El hombre seguía contando con sus ojos clavados en los mío. Contaba con esfuerzo pero sin demostrarlo, contaba con ganas de llorar pero no vi asomarse una gota en sus lagrimales, contaba con voz clara pero yo sólo podía escuchar lo que sus ojos decían. Coronados por parpados entumecidos que deseaban cerrarse, sus ojos lo obligaban a hacer un esfuerzo extra en cada dígito para mantener la furia encendida. Cada número era certero; ahora contaba muy lento pero dejaba el alma en cada silaba, contaba pero sabía que ya era el momento. El hombre contaba pero dejó de contar. Y así como empezó, tímida y paulatinamente, se desvaneció delante de mí. Se escurrió la posibilidad de llevármelo. Se escapó de mis garras sin que pudiera hacer nada más que experimentar, por primera vez, la derrota.

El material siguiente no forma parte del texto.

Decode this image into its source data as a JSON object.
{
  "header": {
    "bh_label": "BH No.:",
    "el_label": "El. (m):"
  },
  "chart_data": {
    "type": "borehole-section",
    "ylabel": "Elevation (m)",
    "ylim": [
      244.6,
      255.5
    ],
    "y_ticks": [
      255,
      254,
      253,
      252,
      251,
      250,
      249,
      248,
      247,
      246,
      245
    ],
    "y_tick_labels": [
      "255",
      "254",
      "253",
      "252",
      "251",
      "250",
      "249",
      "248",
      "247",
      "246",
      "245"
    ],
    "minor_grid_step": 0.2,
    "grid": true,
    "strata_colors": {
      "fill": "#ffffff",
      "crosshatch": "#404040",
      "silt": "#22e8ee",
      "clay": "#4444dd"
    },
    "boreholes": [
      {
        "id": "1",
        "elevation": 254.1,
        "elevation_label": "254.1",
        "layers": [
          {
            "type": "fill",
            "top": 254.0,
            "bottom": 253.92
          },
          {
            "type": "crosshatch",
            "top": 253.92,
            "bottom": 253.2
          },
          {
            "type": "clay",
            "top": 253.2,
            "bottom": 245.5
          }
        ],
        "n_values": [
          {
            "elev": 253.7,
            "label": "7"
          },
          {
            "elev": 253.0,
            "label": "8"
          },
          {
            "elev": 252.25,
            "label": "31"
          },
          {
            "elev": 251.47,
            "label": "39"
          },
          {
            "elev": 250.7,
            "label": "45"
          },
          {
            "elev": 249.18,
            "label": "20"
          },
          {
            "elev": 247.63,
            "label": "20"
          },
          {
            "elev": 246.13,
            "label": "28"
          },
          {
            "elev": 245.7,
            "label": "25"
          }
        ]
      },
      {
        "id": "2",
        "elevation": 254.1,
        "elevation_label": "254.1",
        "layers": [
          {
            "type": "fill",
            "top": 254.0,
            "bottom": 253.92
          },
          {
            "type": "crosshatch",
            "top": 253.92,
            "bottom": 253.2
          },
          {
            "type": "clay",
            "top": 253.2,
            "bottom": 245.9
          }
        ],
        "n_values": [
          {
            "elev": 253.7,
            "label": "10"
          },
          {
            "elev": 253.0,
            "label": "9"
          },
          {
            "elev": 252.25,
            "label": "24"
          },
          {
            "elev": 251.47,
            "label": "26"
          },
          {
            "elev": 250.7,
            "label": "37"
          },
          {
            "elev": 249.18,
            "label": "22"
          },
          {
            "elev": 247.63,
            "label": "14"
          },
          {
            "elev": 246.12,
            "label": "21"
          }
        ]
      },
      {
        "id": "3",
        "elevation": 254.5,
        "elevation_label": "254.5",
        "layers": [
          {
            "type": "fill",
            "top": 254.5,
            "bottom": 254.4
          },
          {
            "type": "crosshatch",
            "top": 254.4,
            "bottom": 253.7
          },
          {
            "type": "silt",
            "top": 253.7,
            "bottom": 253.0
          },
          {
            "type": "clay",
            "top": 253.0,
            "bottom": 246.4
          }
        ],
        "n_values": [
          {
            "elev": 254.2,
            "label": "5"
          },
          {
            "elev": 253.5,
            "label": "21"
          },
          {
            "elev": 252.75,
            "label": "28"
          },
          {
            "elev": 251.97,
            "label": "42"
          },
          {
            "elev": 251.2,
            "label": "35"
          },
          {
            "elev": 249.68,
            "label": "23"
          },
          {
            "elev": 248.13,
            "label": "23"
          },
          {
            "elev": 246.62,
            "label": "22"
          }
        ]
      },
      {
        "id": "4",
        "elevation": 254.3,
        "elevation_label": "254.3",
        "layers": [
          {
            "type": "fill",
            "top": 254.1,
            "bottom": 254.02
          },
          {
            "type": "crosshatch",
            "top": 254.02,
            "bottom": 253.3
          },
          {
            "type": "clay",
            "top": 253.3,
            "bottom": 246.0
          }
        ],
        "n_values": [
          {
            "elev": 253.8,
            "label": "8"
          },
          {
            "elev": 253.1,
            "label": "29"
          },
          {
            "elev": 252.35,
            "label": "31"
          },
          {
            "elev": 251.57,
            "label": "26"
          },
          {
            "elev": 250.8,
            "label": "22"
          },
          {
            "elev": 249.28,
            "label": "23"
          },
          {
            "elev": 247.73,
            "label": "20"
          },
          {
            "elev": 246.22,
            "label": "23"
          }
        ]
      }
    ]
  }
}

No he podido arrancarle la vida a este hombre, no me ha dejado. He recorrido la Historia desde que el primero de ustedes se paró en dos pies. Conozco todas vuestras debilidades y sé por qué hacéis las cosas que hacéis. Me he llevado a todos y cada uno de los que osaron aparecer en este mundo mortal. Y sin embargo, no he podido tentar a este engendro para que trastabille, para que se entregue. Fue el único que pudo vencerme y por eso he venido hoy aquí a dar mi más sentido pésame.